Together the team played in their first Saskatchewan Scotties Tournament of Hearts in 2008 and again in 2009. They would not find success until the 2010 Saskatchewan Scotties Tournament of Hearts, when they would finally break through and represent Saskatchewan at the 2010 Scotties Tournament of Hearts. They would miss the playoffs, finishing with a 6–5 record. The team would repeat as Saskatchewan champions in 2011. At the 2011 Scotties Tournament of Hearts, the team would finish round robin first with a 9-2 and advance to the playoffs. They would lose the 1–2 game to team Canada, before winning the semi-final, over team Ontario. In the final, they would again face team Canada (Jennifer Jones), and this time would come out victorious, stealing the win in the 10th end, winning the Canadian Championship. This was the first time since 1997, that a team from Saskatchewan would win the National Championship. Together the team would win a silver medal at the 2011 Capital One World Women's Curling Championship.

Returning to the Scotties in 2012, the team was looking to repeat and win their second Canadian Championship, however they would finish the tournament with a disappointing 6-5 round robin record, failing to reach the playoffs. This was the first time since 2008, Team Canada did not reach the playoffs.
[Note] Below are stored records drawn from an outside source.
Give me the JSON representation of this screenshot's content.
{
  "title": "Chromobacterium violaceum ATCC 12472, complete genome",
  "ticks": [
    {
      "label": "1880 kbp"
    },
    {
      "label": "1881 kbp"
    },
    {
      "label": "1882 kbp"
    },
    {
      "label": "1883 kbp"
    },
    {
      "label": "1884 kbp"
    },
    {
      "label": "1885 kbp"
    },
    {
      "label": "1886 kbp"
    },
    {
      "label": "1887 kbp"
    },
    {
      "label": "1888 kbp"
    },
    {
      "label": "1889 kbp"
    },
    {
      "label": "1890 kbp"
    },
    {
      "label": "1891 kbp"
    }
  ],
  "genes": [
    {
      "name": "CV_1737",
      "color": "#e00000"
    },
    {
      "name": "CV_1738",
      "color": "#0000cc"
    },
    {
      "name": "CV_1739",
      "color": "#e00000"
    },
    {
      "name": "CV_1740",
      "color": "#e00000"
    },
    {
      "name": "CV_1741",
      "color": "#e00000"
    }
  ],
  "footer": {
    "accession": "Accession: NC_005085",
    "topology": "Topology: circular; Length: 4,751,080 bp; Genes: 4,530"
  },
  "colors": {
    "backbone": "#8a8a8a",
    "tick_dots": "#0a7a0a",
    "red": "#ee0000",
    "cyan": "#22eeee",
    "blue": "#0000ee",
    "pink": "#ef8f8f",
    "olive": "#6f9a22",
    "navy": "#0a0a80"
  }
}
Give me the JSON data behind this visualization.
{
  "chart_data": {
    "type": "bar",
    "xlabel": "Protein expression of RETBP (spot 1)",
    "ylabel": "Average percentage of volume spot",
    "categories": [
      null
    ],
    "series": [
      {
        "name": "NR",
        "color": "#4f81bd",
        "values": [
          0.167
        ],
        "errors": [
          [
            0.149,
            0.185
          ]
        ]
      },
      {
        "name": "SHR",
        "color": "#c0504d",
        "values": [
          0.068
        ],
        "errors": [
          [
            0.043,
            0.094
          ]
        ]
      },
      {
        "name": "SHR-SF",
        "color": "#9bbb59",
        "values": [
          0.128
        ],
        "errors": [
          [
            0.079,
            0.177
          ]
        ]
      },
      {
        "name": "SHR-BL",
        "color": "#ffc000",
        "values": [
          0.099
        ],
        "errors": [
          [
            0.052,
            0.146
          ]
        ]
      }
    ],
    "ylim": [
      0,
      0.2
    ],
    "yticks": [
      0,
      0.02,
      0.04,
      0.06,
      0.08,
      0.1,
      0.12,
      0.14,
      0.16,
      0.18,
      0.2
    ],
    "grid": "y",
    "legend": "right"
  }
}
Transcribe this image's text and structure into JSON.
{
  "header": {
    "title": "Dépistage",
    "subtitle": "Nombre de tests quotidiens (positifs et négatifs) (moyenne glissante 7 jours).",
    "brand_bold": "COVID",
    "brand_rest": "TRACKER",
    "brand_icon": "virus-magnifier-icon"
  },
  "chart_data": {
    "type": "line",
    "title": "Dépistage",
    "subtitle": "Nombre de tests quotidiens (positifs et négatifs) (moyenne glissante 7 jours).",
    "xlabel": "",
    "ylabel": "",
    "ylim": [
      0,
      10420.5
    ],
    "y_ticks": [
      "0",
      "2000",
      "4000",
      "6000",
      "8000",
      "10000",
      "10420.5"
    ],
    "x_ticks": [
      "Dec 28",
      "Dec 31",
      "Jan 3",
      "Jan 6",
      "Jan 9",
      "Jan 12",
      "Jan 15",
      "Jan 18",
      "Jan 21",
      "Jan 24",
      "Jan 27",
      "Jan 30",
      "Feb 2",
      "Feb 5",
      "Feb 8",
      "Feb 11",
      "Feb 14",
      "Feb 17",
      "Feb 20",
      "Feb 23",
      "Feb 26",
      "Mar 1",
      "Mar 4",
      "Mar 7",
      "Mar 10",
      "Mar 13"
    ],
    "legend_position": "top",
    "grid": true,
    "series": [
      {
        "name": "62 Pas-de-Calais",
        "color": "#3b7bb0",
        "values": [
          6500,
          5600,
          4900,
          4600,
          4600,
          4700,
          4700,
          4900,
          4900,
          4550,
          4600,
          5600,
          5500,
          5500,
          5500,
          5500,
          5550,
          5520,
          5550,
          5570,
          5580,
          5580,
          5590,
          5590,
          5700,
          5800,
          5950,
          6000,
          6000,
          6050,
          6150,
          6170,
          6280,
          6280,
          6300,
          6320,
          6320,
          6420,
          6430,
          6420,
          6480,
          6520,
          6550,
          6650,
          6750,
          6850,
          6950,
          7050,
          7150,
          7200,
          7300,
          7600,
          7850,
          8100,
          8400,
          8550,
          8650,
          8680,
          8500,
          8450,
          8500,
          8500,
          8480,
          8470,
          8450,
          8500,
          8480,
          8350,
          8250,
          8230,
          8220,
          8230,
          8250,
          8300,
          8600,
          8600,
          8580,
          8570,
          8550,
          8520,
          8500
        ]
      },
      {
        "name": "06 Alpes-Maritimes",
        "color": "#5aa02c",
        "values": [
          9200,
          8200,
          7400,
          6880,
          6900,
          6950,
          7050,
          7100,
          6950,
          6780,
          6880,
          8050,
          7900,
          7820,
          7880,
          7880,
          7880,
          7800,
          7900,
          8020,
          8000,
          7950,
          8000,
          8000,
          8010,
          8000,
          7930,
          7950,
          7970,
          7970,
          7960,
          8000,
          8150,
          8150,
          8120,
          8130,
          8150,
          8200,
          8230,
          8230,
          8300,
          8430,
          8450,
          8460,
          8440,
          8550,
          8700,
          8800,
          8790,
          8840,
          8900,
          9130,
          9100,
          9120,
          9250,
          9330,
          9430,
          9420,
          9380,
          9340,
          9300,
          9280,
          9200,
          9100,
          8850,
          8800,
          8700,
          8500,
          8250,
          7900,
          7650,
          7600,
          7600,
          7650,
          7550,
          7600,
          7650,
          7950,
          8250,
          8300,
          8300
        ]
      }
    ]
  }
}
After seven years of playing with her Canadian Championship winning team, Holland announced that she would leave her squad. Holland told her team she wants to go in another direction. Kalenchuk has since decided to step away from the game for a few years, leaving Kim Schneider and her sister Tammy Schneider pondering their curling future. This departure by Holland left the four players ineligible for $72,000 worth of federal funding earned from winning the 2011 Scotties Tournament of Hearts, and they will forfeit their spot earned in the Olympic Curling Pre-Trials.

==Personal life==
Kalenchuk is a French Immersion High School Teacher at Archbishop M.C. O'Neill High School.